Gambar sebuah rumah dengan latar Kampung Kolase di bantaran Cikapundung yang tergusur oleh proyek pemerintah. (Foto: M. Fasha Rouf)
Gambar sebuah rumah dengan latar Kampung Kolase di bantaran Cikapundung yang tergusur oleh proyek pemerintah. (Foto: M. Fasha Rouf)

Jarak Kekuasaan di Media Sosial

Jarak kekuasaan (power distance), meminjam istilah pola budayanya Hofstede (2010), semakin bergeser ke arah kekuasaan yang sangat hierarkis. Alih-alih menciptakan jarak kekuasaan yang egaliter dan dialogis, penguasa di media sosial sepertinya mencoba untuk menebalkan dan memperumit hierarki kekuasaan dengan adanya lapisan buzzer dan fans garis keras.

Kerumitan hierarki itu juga terlihat dari penggunaan bahasa. Dalam bahasa Sunda yang memiliki tingkatan (undak-usuk) warisan Mataram, seseorang yang memiliki kuasa lebih rendah harus mengkritik seseorang di pucuk kekuasaan yang tinggi dengan bahasa yang sopan. Boleh mengkritik asal sopan! Masalahnya, bagaimana ukuran kadar kesopanan? Bahasa Sunda di Cianjur dengan di Banten berbeda. Begitu pun antara bahasa Sunda di Bandung dan Cirebon, misalnya.

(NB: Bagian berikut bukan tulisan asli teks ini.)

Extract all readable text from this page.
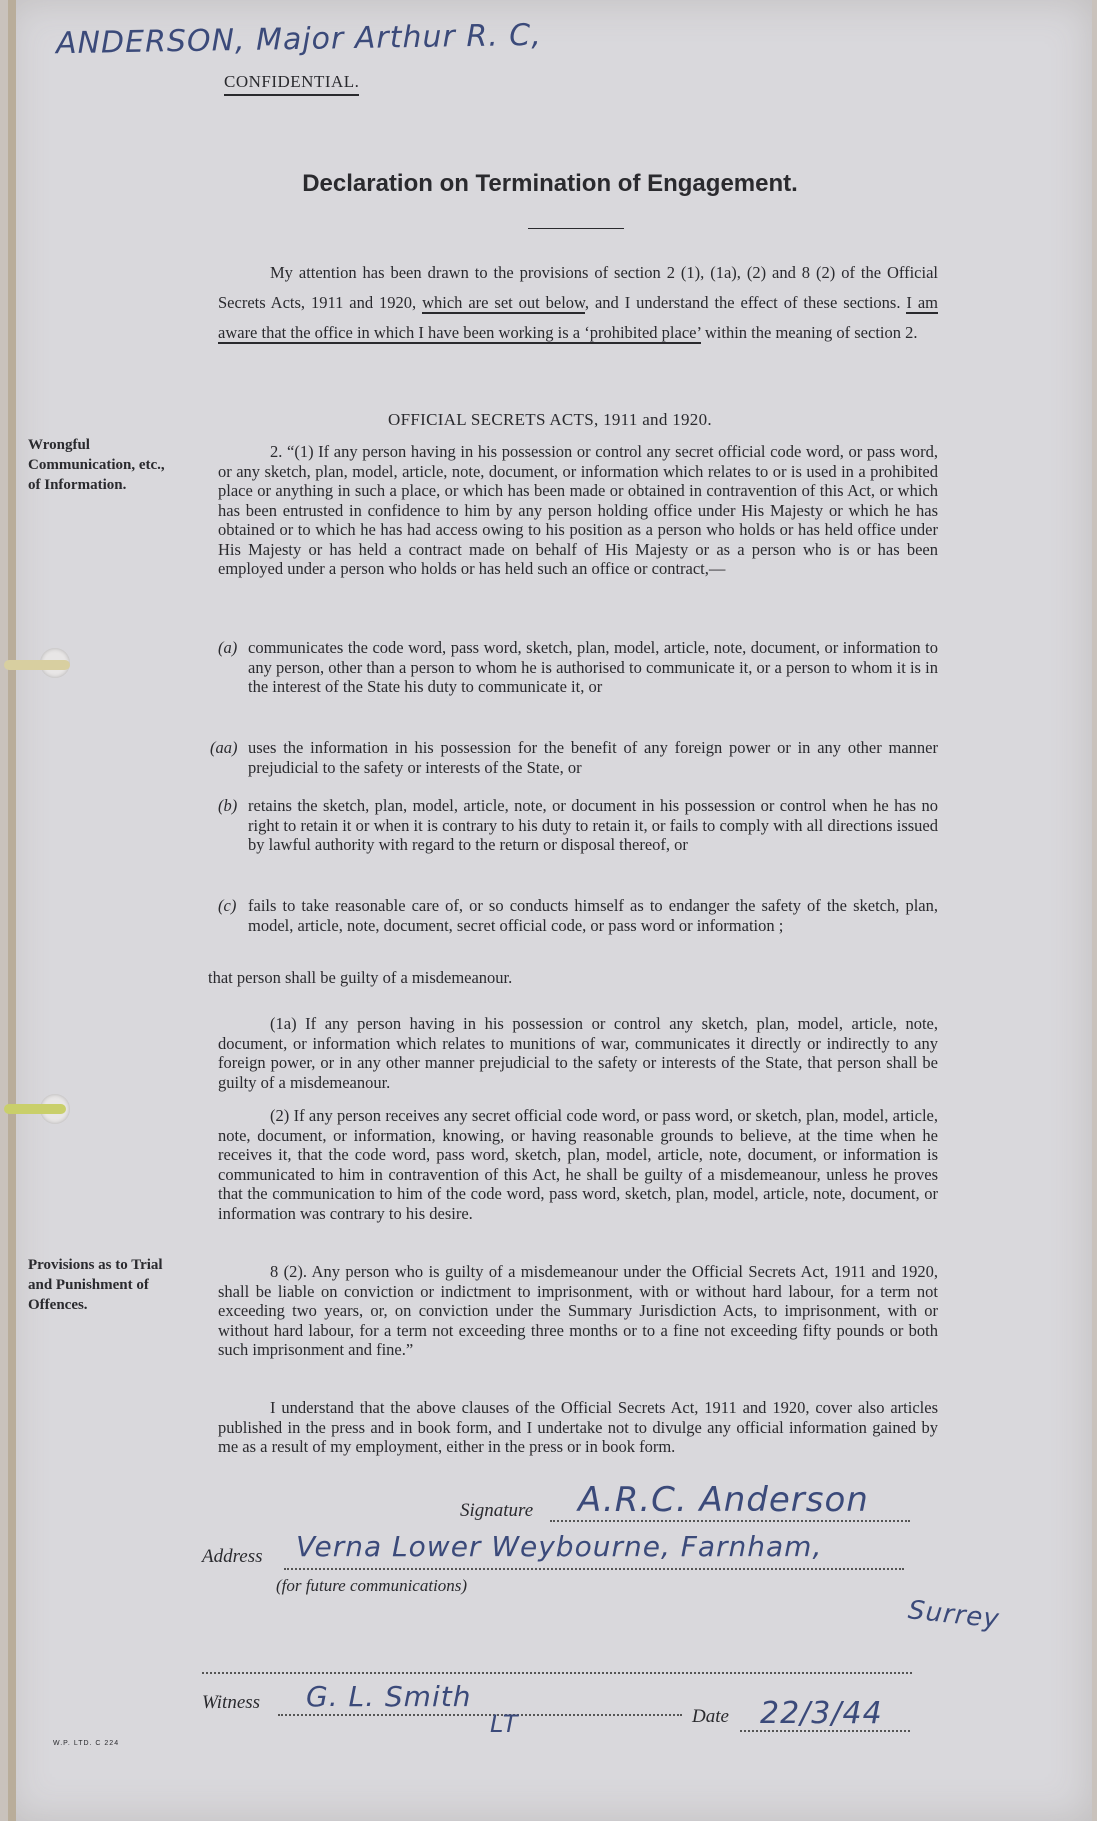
ANDERSON, Major Arthur R. C,
CONFIDENTIAL.
Declaration on Termination of Engagement.

My attention has been drawn to the provisions of section 2 (1), (1a), (2) and 8 (2) of the Official Secrets Acts, 1911 and 1920, which are set out below, and I understand the effect of these sections. I am aware that the office in which I have been working is a ‘prohibited place’ within the meaning of section 2.

OFFICIAL SECRETS ACTS, 1911 and 1920.
Wrongful Communication, etc., of Information.

2. “(1) If any person having in his possession or control any secret official code word, or pass word, or any sketch, plan, model, article, note, document, or information which relates to or is used in a prohibited place or anything in such a place, or which has been made or obtained in contravention of this Act, or which has been entrusted in confidence to him by any person holding office under His Majesty or which he has obtained or to which he has had access owing to his position as a person who holds or has held office under His Majesty or has held a contract made on behalf of His Majesty or as a person who is or has been employed under a person who holds or has held such an office or contract,—

(a) communicates the code word, pass word, sketch, plan, model, article, note, document, or information to any person, other than a person to whom he is authorised to communicate it, or a person to whom it is in the interest of the State his duty to communicate it, or
(aa) uses the information in his possession for the benefit of any foreign power or in any other manner prejudicial to the safety or interests of the State, or
(b) retains the sketch, plan, model, article, note, or document in his possession or control when he has no right to retain it or when it is contrary to his duty to retain it, or fails to comply with all directions issued by lawful authority with regard to the return or disposal thereof, or
(c) fails to take reasonable care of, or so conducts himself as to endanger the safety of the sketch, plan, model, article, note, document, secret official code, or pass word or information ;
that person shall be guilty of a misdemeanour.

(1a) If any person having in his possession or control any sketch, plan, model, article, note, document, or information which relates to munitions of war, communicates it directly or indirectly to any foreign power, or in any other manner prejudicial to the safety or interests of the State, that person shall be guilty of a misdemeanour.

(2) If any person receives any secret official code word, or pass word, or sketch, plan, model, article, note, document, or information, knowing, or having reasonable grounds to believe, at the time when he receives it, that the code word, pass word, sketch, plan, model, article, note, document, or information is communicated to him in contravention of this Act, he shall be guilty of a misdemeanour, unless he proves that the communication to him of the code word, pass word, sketch, plan, model, article, note, document, or information was contrary to his desire.

Provisions as to Trial and Punishment of Offences.

8 (2). Any person who is guilty of a misdemeanour under the Official Secrets Act, 1911 and 1920, shall be liable on conviction or indictment to imprisonment, with or without hard labour, for a term not exceeding two years, or, on conviction under the Summary Jurisdiction Acts, to imprisonment, with or without hard labour, for a term not exceeding three months or to a fine not exceeding fifty pounds or both such imprisonment and fine.”

I understand that the above clauses of the Official Secrets Act, 1911 and 1920, cover also articles published in the press and in book form, and I undertake not to divulge any official information gained by me as a result of my employment, either in the press or in book form.

Signature A.R.C. Anderson
Address
(for future communications)
Verna Lower Weybourne, Farnham,
Surrey
Witness G. L. Smith
LT	Date 22/3/44
W.P. LTD. C 224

Cara-cara penguasa memanfaatkan media sosial untuk memperkokoh legitimasinya (sebagaimana pelajaran yang saya petik di Cikapundung dan Purnawarman) semakin hari sepertinya semakin canggih dan telah menjadi pola. Atau inikah watak penguasa di era media sosial? Sebagaimana yang terjadi dalam kasus kritik seorang guru yang berujung pemecatan kemarin.

Sependek yang saya renungkan, melihat kondisi ketimpangan power yang dimiliki tersebut, ada beberapa hal yang sebenarnya patut diperhatikan. Pertama, rakyat yang aktif di media sosial seharusnya memiliki kesadaran kolektif yang penuh bahwa mereka berada dalam posisi yang rentan karena kesulitan menjangkau kekuasaan. Melalui kesadaran tersebut, seharusnya rakyat media sosial bisa lebih berhati-hati dalam mencibir cuitan atau komentar warga yang mengkritik pemerintahnya. Siapa tahu kesulitan hidup yang disebabkan kinerja pemerintahan bakal menimpa kita suatu hari. Itulah saatnya kita mengumpulkan keberanian dan keyakinan untuk menyuarakan keluhan dan kritik pada jantung kekuasaan melalui media sosial. Bersatu netizen teguh, bercerai netizen runtuh.

Namun, untuk mencapai kondisi tersebut tentu sangat rumit. Masyarakat kita memiliki literasi digital dengan rentang berbeda. Juga preferensi politik yang berbeda-beda. Tangangan besarnya adalah bagaimana masyarakat mampu mendukung atau melawan penguasa secara objektif berbasis data dan pengalaman empiris, bukan pada sentimen gelap.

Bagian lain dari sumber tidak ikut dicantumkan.